By Leon Suprenant | December 4, 2007
In recent weeks I have reluctantly criticized the bishops’ new website on marriage for, among other things, recommending as a marriage resource a book by dissident theologian Richard Gaillardetz. I also raised these concerns with a few of the bishops who serve on the Marriage and Family Committee of the USCCB, who said they would look into this.
Apparently they have.
Last week a friend emailed me to tell me that the review of Dr. Gaillardetz’ book A Daring Promise: A Spirituality of Marriage in the “Book of the Month” section of the website has been removed. This development was also recently reported by The Curt Jester.

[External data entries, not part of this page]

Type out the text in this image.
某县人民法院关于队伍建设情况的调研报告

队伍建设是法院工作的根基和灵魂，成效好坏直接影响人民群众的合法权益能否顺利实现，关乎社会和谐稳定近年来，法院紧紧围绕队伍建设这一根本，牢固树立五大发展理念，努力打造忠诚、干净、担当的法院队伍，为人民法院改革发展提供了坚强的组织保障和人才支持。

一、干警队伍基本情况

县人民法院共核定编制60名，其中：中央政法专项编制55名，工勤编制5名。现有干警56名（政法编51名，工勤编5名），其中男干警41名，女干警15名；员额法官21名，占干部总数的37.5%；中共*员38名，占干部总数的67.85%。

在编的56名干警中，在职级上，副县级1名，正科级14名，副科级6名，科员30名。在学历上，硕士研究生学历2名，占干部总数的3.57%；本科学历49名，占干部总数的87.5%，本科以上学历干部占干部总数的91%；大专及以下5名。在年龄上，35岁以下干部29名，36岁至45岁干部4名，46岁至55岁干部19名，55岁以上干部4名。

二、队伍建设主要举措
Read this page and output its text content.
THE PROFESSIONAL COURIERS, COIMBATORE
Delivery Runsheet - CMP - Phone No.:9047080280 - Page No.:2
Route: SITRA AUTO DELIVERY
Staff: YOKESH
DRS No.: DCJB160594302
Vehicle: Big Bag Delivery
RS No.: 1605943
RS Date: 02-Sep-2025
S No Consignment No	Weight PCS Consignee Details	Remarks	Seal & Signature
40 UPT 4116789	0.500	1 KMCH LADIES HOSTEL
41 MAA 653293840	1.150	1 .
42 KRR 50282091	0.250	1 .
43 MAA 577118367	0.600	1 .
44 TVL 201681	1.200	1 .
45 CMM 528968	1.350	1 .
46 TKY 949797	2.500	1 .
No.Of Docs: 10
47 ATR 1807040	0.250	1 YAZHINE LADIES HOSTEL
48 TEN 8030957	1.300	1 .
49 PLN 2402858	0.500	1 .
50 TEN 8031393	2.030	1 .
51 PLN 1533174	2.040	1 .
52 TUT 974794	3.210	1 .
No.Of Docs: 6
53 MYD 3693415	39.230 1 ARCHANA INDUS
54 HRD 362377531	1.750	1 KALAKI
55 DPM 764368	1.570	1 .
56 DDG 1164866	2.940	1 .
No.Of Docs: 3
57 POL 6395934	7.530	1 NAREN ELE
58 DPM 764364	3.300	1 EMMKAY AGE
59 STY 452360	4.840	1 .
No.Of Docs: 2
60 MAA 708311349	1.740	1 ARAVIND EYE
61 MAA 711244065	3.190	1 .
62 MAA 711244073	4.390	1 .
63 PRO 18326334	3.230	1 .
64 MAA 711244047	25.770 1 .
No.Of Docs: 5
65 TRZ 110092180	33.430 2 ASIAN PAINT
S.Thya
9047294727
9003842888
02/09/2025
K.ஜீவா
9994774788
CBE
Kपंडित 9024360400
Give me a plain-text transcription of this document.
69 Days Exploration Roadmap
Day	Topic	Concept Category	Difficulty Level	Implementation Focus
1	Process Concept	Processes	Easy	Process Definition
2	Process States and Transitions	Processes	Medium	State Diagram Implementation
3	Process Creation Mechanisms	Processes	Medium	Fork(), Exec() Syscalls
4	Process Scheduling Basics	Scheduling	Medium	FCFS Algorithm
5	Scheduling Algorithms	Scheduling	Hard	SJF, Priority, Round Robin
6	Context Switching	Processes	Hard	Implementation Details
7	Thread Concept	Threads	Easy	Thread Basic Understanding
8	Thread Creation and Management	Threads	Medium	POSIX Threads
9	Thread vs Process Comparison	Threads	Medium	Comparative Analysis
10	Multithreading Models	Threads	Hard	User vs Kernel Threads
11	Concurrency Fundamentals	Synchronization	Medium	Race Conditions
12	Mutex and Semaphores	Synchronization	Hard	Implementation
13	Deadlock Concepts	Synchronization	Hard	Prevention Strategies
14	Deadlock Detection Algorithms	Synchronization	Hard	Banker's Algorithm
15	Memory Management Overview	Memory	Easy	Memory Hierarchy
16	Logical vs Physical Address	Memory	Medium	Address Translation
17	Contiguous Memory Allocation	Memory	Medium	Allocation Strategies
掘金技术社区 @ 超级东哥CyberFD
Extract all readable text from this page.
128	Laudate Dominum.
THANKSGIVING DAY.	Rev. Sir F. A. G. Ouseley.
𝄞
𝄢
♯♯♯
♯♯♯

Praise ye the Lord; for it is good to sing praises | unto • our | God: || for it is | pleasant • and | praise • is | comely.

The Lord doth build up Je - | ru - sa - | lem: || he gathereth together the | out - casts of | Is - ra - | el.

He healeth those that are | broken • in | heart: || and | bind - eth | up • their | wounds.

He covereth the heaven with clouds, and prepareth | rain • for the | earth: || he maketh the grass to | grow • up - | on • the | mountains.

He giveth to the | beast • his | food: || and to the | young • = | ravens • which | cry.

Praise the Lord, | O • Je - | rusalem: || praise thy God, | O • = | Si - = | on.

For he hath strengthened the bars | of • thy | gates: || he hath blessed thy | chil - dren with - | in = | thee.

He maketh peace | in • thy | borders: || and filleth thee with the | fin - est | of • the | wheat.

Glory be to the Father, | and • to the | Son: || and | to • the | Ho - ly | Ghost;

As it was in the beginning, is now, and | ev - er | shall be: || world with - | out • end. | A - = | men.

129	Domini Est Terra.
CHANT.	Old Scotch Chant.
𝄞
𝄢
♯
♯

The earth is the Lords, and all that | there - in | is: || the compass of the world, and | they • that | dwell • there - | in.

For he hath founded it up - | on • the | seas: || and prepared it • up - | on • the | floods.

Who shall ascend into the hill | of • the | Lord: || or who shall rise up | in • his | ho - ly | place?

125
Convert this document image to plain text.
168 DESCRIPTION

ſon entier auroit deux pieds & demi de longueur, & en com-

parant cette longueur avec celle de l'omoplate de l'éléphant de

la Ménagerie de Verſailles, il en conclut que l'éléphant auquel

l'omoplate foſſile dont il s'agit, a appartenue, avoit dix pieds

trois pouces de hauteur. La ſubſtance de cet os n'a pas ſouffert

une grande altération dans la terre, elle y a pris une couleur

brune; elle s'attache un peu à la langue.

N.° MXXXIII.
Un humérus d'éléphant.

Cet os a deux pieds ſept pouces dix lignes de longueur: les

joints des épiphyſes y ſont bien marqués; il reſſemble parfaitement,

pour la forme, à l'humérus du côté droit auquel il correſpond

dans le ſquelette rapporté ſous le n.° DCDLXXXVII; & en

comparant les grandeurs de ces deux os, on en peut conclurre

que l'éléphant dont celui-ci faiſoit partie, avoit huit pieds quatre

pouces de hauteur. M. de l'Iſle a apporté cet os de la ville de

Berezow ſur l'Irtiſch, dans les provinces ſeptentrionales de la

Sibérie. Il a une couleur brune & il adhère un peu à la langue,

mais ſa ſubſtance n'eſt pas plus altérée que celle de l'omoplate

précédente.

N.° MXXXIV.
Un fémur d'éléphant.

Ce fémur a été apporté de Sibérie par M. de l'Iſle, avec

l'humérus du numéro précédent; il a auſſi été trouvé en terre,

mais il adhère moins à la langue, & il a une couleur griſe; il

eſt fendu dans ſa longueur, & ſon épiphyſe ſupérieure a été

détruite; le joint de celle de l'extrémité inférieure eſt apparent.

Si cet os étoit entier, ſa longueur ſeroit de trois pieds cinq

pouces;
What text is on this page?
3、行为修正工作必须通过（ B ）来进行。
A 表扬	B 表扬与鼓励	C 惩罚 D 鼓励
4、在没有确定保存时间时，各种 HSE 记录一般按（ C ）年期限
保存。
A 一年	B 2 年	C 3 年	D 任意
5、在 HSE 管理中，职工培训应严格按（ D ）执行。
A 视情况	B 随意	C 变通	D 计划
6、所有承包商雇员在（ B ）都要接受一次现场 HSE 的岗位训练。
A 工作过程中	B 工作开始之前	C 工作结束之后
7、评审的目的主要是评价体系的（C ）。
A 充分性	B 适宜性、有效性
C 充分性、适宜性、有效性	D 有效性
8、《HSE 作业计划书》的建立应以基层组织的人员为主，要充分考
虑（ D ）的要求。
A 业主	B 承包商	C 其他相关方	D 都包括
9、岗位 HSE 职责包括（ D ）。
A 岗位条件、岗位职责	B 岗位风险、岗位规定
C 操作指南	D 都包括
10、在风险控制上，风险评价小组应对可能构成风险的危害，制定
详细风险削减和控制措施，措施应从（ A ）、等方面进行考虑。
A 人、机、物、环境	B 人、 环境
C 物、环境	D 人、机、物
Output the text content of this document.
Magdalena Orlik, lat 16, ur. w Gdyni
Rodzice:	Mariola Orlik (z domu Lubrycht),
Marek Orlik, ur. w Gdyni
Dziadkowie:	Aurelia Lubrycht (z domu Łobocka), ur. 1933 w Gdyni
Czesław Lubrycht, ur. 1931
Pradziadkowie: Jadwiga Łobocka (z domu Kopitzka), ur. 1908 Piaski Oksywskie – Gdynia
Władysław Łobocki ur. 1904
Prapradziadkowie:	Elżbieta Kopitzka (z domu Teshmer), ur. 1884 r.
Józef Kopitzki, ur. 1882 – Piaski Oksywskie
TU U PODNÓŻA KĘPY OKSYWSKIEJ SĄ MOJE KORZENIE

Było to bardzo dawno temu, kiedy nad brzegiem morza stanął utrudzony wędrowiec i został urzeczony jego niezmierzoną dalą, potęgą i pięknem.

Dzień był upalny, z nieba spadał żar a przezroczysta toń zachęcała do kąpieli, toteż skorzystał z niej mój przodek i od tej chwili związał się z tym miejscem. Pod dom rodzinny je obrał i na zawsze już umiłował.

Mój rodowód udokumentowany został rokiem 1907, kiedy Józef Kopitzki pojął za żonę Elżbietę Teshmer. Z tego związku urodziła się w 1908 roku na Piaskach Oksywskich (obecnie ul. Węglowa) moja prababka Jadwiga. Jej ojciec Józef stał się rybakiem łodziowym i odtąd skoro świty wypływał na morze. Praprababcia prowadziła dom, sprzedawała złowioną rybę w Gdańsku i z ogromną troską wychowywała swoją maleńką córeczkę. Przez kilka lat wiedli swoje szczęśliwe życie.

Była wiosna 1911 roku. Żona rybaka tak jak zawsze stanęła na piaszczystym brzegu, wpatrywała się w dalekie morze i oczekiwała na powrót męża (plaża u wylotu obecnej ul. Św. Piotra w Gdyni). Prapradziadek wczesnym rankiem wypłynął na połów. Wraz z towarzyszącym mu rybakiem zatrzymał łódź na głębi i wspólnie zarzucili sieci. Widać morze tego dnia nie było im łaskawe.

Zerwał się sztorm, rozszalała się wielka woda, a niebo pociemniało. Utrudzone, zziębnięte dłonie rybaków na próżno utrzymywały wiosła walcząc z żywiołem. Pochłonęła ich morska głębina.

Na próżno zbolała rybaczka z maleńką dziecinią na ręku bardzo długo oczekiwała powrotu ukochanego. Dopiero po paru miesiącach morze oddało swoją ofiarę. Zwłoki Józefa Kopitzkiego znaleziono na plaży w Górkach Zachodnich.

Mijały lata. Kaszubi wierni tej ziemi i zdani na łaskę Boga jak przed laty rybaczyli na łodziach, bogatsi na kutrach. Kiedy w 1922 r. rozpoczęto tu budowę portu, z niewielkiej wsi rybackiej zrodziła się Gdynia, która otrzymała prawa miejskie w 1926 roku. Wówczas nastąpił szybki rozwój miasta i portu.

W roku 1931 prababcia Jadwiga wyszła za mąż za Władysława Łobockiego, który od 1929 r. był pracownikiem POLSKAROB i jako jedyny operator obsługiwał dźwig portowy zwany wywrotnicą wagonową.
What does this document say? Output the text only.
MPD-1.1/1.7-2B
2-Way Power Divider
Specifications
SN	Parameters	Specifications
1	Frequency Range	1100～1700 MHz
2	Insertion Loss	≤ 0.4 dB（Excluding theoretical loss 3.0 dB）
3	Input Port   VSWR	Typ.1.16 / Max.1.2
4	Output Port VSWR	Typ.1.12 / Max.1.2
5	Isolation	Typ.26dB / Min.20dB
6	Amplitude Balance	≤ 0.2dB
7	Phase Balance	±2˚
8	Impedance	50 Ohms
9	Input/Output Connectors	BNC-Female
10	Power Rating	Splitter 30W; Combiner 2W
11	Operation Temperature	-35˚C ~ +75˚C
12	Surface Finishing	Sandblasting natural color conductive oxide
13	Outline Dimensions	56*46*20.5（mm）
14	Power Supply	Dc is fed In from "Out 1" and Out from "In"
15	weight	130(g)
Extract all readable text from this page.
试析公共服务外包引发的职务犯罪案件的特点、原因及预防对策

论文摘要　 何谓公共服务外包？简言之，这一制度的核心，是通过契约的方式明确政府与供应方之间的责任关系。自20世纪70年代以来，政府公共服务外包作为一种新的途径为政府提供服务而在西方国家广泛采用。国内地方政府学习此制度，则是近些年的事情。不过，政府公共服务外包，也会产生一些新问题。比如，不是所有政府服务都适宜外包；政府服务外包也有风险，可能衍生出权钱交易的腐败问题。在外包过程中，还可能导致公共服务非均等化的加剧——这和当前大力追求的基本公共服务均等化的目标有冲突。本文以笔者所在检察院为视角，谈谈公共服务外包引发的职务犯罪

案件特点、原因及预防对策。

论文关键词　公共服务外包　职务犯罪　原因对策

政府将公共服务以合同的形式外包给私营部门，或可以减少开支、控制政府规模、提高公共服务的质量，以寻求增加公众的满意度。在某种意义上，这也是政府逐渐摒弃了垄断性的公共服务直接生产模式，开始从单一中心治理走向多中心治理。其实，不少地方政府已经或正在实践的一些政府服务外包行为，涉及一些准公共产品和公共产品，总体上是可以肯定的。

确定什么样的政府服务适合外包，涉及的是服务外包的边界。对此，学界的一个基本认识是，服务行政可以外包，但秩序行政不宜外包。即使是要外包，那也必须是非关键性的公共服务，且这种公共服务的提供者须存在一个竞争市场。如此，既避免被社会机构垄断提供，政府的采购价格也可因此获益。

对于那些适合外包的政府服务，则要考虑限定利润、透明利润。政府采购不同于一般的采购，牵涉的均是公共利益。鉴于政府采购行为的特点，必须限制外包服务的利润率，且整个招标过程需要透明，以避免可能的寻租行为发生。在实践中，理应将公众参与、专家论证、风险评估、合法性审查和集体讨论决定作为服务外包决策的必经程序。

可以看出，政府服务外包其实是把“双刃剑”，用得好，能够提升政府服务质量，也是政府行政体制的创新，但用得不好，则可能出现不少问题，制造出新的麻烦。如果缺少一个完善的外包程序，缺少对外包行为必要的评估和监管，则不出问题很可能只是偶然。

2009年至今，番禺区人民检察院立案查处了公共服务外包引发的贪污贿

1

This is an encouraging development, but it reflects only a partial resolution of the difficulty. Dr. Gaillardetz’ book is still included on a short list of four books recommended for couples who are preparing for marriage, as well as on a longer list of marriage resources that seems to eschew Catholic publishers known for their orthodoxy (e.g., Ignatius Press, Emmaus Road, Our Sunday Visitor, Sophia Press, etc.), favoring publishers that are either “progressively Catholic,” Protestant, or secular. It’s not that the latter can’t publish books that are worthwhile, but the selections taken as a whole are a bit curious, to say the least.
In addition, I understand that there is still no mention on the website that contraception is a serious sin or, as the Catechism (no. 2370) puts it, “intrinsically evil.” I also could find no mention in the cohabitation section that flat out advises that premarital intercourse is a sin. Instead, it merely states that sex outside of marriage “cannot express what God intended” and “says something false.” True, but on something this fundamentally important, we need things spelled out more clearly, especially when we have teachers like Dr. Gaillardetz who offer ambiguity rather than orthodoxy. In my opinion, it’s a toxic brew.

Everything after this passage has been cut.